Bernard Tapie renvoyé en correctionnelle
Neuf ans après s’être vu accorder un peu plus de 400 M€, l’homme d’affaires Bernard Tapie [doc RTBF] a été renvoyé en correctionnelle pour « escroquerie » et « détournement de fonds publics », dans l’affaire de l’arbitrage controversé qui devait solder son litige avec le Crédit lyonnais. L’ancien patron de l’Olympique de Marseille, qui lutte contre un cancer de l’estomac, doit être jugé avec cinq autres protagonistes, dont l’actuel patron d’Orange et ex-directeur de cabinet de la ministre de l’Economie Christine Lagarde, Stéphane Richard. Comparaîtront également un avocat de Bernard Tapie, Me Maurice Lantourne, l’un des trois arbitres ayant rendu l’arbitrage contesté, Pierre Estoup, ainsi que les anciens dirigeants des entités chargées de gérer le passif du Crédit lyonnais, le Consortium de réalisation (CDR) et l’Établissement public de financement et de restructuration, François Rocchi et Bernard Scemama. Ces cinq coprévenus ont été renvoyés pour « complicité de détournement de fonds publics » et pour « escroquerie », soit en tant qu’auteur, soit en tant que complice. S’y ajoutent pour Pierre Estoup le chef de « faux », pour avoir signé une déclaration d’indépendance vis-à-vis des parties malgré des liens antérieurs avec Bernard Tapie, et pour François Rocchi celui d’« usage abusif des pouvoirs sociaux par un dirigeant de société anonyme » pour avoir notamment agi « délibérément et de manière systématique et clandestine dans le sens des intérêts » de l’homme d’affaires, selon l’ordonnance des juges Serge Tournaire et Claire Thepaut.
« Soutiens politiques »
Dans ce document, daté du 18 décembre, les juges ont globalement suivi les réquisitions prises par le parquet de Paris en mars, sans retenir cependant la circonstance aggravante de « bande organisée ». Il y est aussi reproché à Bernard Tapie d’avoir activé « de façon incessante ses soutiens politiques » afin de substituer un arbitrage à la procédure judiciaire alors en cours pour régler son litige, d’avoir obtenu grâce à Me Lantourne la désignation comme arbitre de Pierre Estoup « qu’il savait acquis à ses intérêts » ou encore d’avoir « activ[é] à nouveau ses soutiens pour obtenir le renoncement du CDR à former un recours contre la sentence ». Joint par l’Agence France Presse, Bernard Tapie n’a pas souhaité réagir. « Enfin nous y voilà ! A l’audience, on verra la vérité sur le fond, qui est le voleur, qui est le volé », a déclaré son avocat, Hervé Témime, qui dénonce une instruction «exclusivement à charge ». « J’attends ce procès avec joie et gourmandise », a-t-il ajouté.
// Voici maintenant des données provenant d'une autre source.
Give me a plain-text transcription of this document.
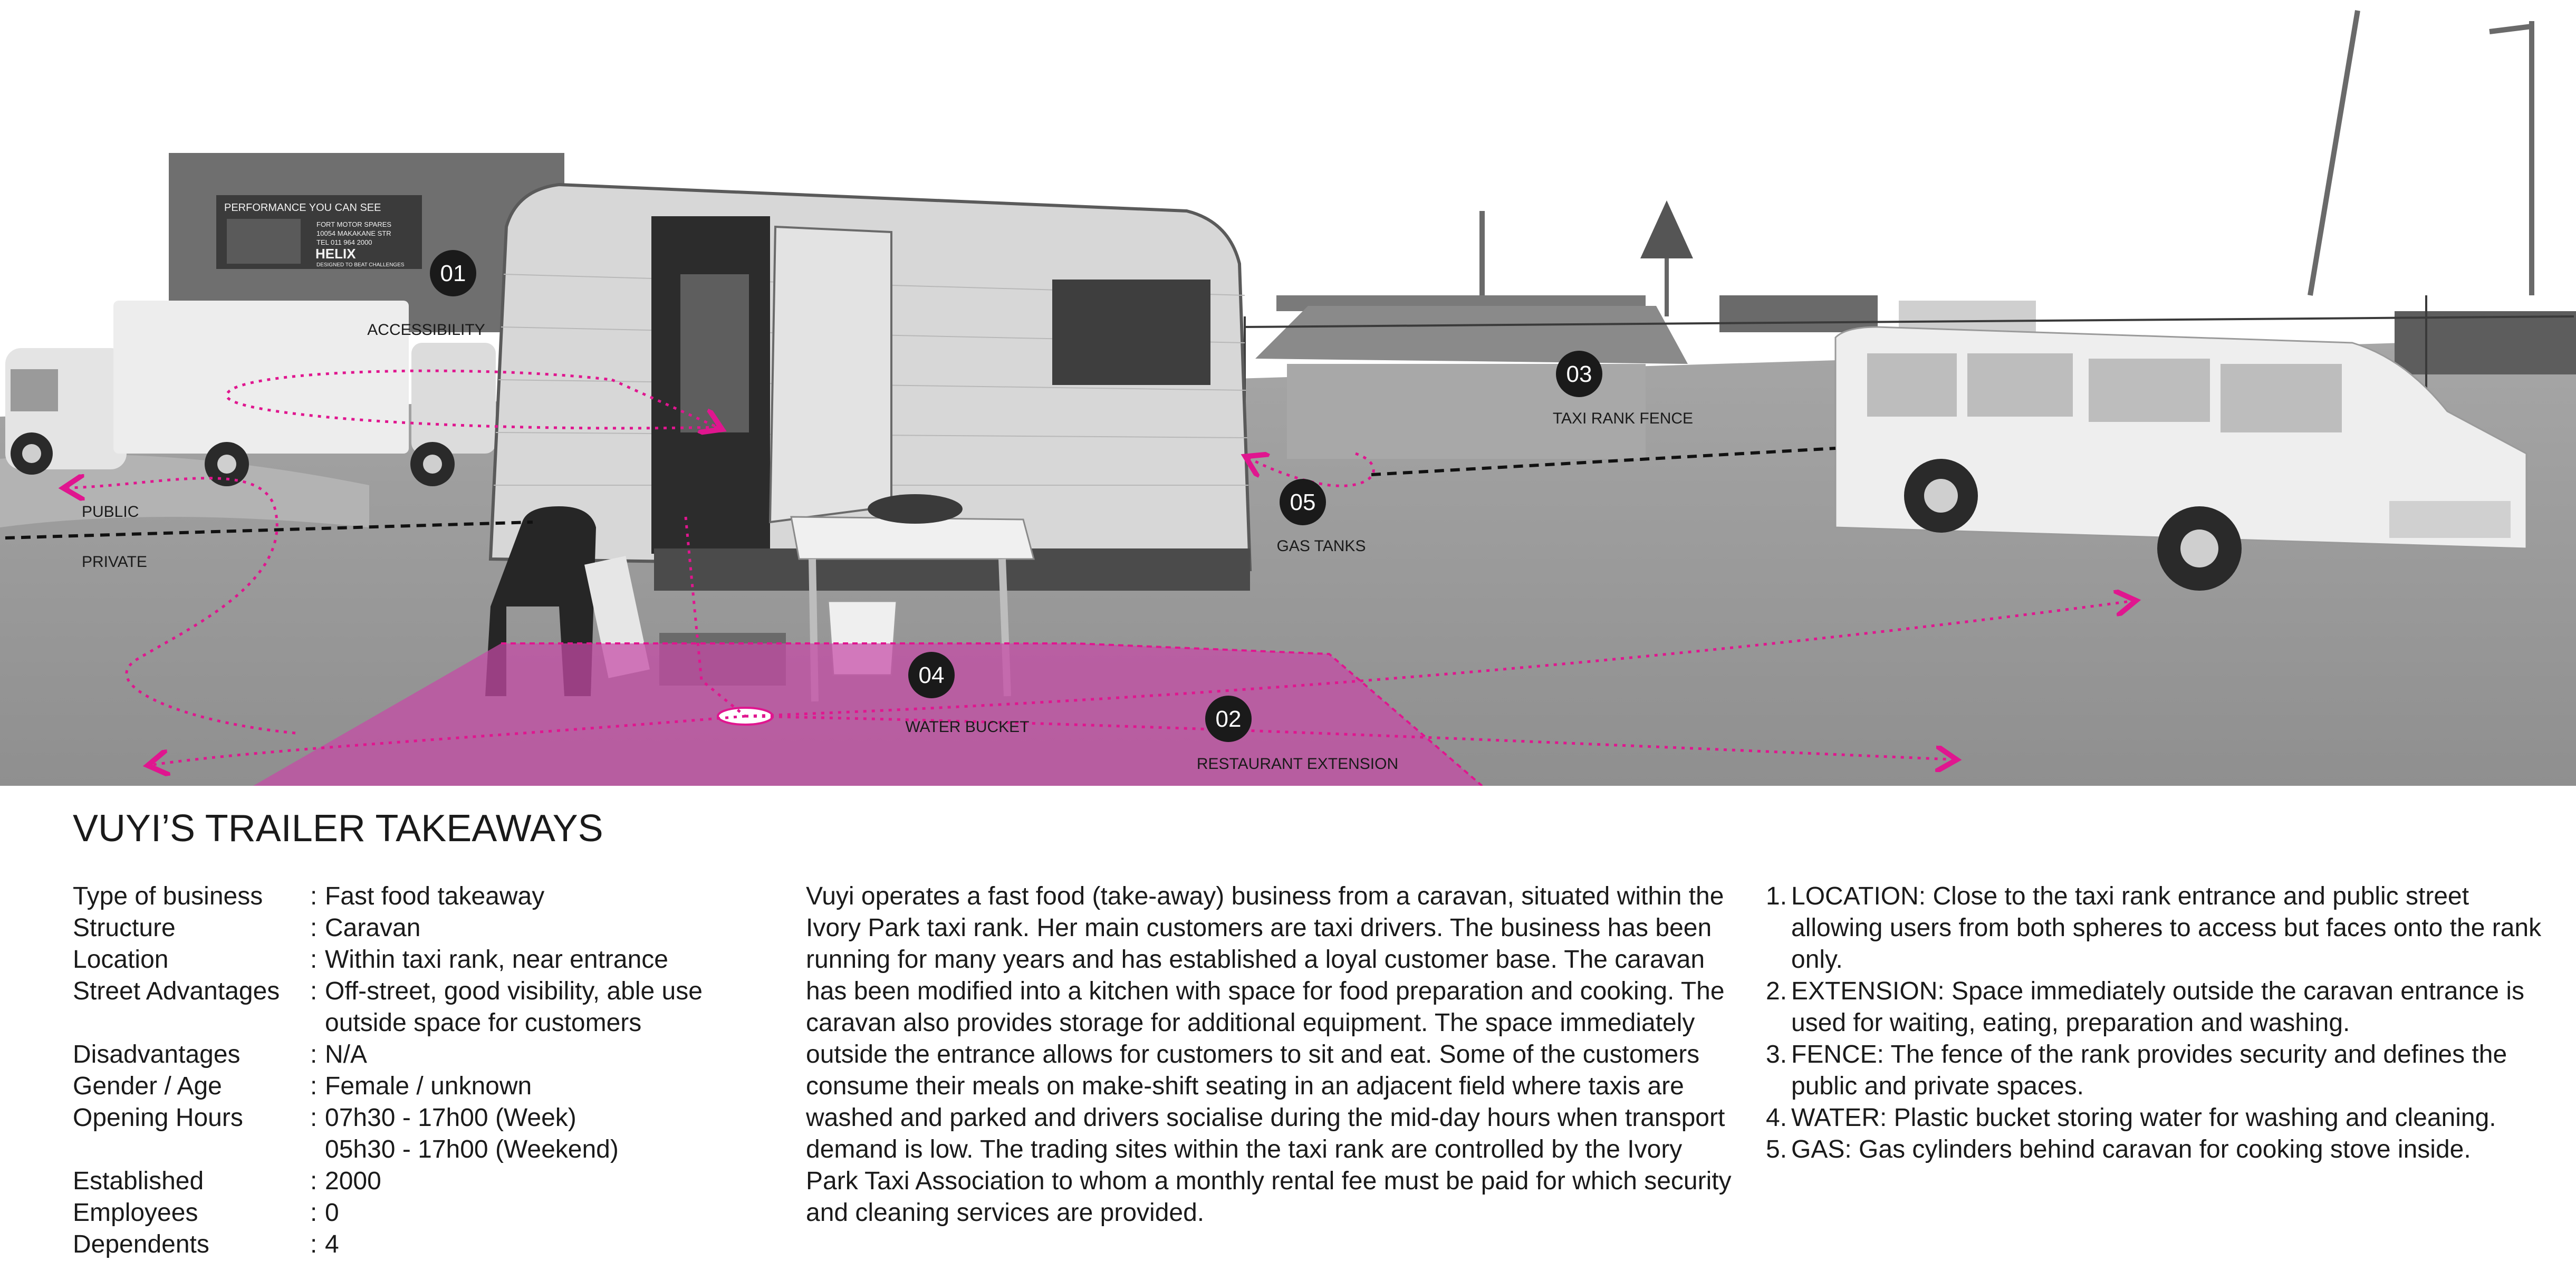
PERFORMANCE YOU CAN SEE
FORT MOTOR SPARES
10054 MAKAKANE STR
TEL 011 964 2000
HELIX
DESIGNED TO BEAT CHALLENGES 01
ACCESSIBILITY
02
RESTAURANT EXTENSION
03
TAXI RANK FENCE
04
WATER BUCKET
05
GAS TANKS
PUBLIC
PRIVATE
VUYI’S TRAILER TAKEAWAYS
Type of business	: Fast food takeaway
Structure	: Caravan
Location	: Within taxi rank, near entrance
Street Advantages	: Off-street, good visibility, able use
outside space for customers
Disadvantages	: N/A
Gender / Age	: Female / unknown
Opening Hours	: 07h30 - 17h00 (Week)
05h30 - 17h00 (Weekend)
Established	: 2000
Employees	: 0
Dependents	: 4

Vuyi operates a fast food (take-away) business from a caravan, situated within the Ivory Park taxi rank. Her main customers are taxi drivers. The business has been running for many years and has established a loyal customer base. The caravan has been modified into a kitchen with space for food preparation and cooking. The caravan also provides storage for additional equipment. The space immediately outside the entrance allows for customers to sit and eat. Some of the customers consume their meals on make-shift seating in an adjacent field where taxis are washed and parked and drivers socialise during the mid-day hours when transport demand is low. The trading sites within the taxi rank are controlled by the Ivory Park Taxi Association to whom a monthly rental fee must be paid for which security and cleaning services are provided.

1. LOCATION: Close to the taxi rank entrance and public street allowing users from both spheres to access but faces onto the rank only.
2. EXTENSION: Space immediately outside the caravan entrance is used for waiting, eating, preparation and washing.
3. FENCE: The fence of the rank provides security and defines the public and private spaces.
4. WATER: Plastic bucket storing water for washing and cleaning.
5. GAS: Gas cylinders behind caravan for cooking stove inside.
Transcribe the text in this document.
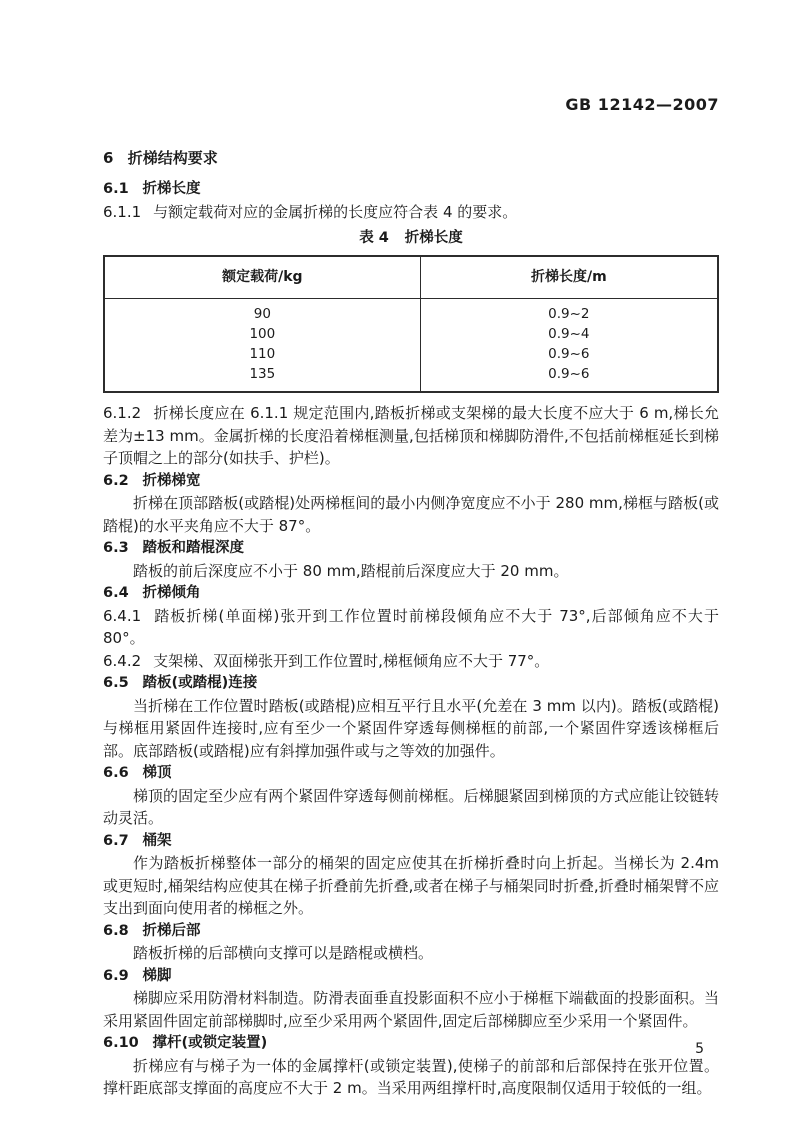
GB 12142—2007
6 折梯结构要求
6.1 折梯长度

6.1.1 与额定载荷对应的金属折梯的长度应符合表 4 的要求。

表 4 折梯长度
额定载荷/kg	折梯长度/m
90	0.9~2
100	0.9~4
110	0.9~6
135	0.9~6

6.1.2 折梯长度应在 6.1.1 规定范围内,踏板折梯或支架梯的最大长度不应大于 6 m,梯长允差为±13 mm。金属折梯的长度沿着梯框测量,包括梯顶和梯脚防滑件,不包括前梯框延长到梯子顶帽之上的部分(如扶手、护栏)。

6.2 折梯梯宽

折梯在顶部踏板(或踏棍)处两梯框间的最小内侧净宽度应不小于 280 mm,梯框与踏板(或踏棍)的水平夹角应不大于 87°。

6.3 踏板和踏棍深度

踏板的前后深度应不小于 80 mm,踏棍前后深度应大于 20 mm。

6.4 折梯倾角

6.4.1 踏板折梯(单面梯)张开到工作位置时前梯段倾角应不大于 73°,后部倾角应不大于 80°。

6.4.2 支架梯、双面梯张开到工作位置时,梯框倾角应不大于 77°。

6.5 踏板(或踏棍)连接

当折梯在工作位置时踏板(或踏棍)应相互平行且水平(允差在 3 mm 以内)。踏板(或踏棍)与梯框用紧固件连接时,应有至少一个紧固件穿透每侧梯框的前部,一个紧固件穿透该梯框后部。底部踏板(或踏棍)应有斜撑加强件或与之等效的加强件。

6.6 梯顶

梯顶的固定至少应有两个紧固件穿透每侧前梯框。后梯腿紧固到梯顶的方式应能让铰链转动灵活。

6.7 桶架

作为踏板折梯整体一部分的桶架的固定应使其在折梯折叠时向上折起。当梯长为 2.4m 或更短时,桶架结构应使其在梯子折叠前先折叠,或者在梯子与桶架同时折叠,折叠时桶架臂不应支出到面向使用者的梯框之外。

6.8 折梯后部

踏板折梯的后部横向支撑可以是踏棍或横档。

6.9 梯脚

梯脚应采用防滑材料制造。防滑表面垂直投影面积不应小于梯框下端截面的投影面积。当采用紧固件固定前部梯脚时,应至少采用两个紧固件,固定后部梯脚应至少采用一个紧固件。

6.10 撑杆(或锁定装置)

折梯应有与梯子为一体的金属撑杆(或锁定装置),使梯子的前部和后部保持在张开位置。撑杆距底部支撑面的高度应不大于 2 m。当采用两组撑杆时,高度限制仅适用于较低的一组。

5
Ce renvoi est « un non-événement dans le calendrier judiciaire », a commenté un porte-parole de Stéphane Richard, soulignant que le passage du motif d’« escroquerie en bande organisée » à « complicité d’escroquerie » était « une étape très importante dans la démonstration de son innocence ». « Cette ordonnance correspond à la vision que le CDR a du dossier », s’est félicité Benoît Chabert, son avocat.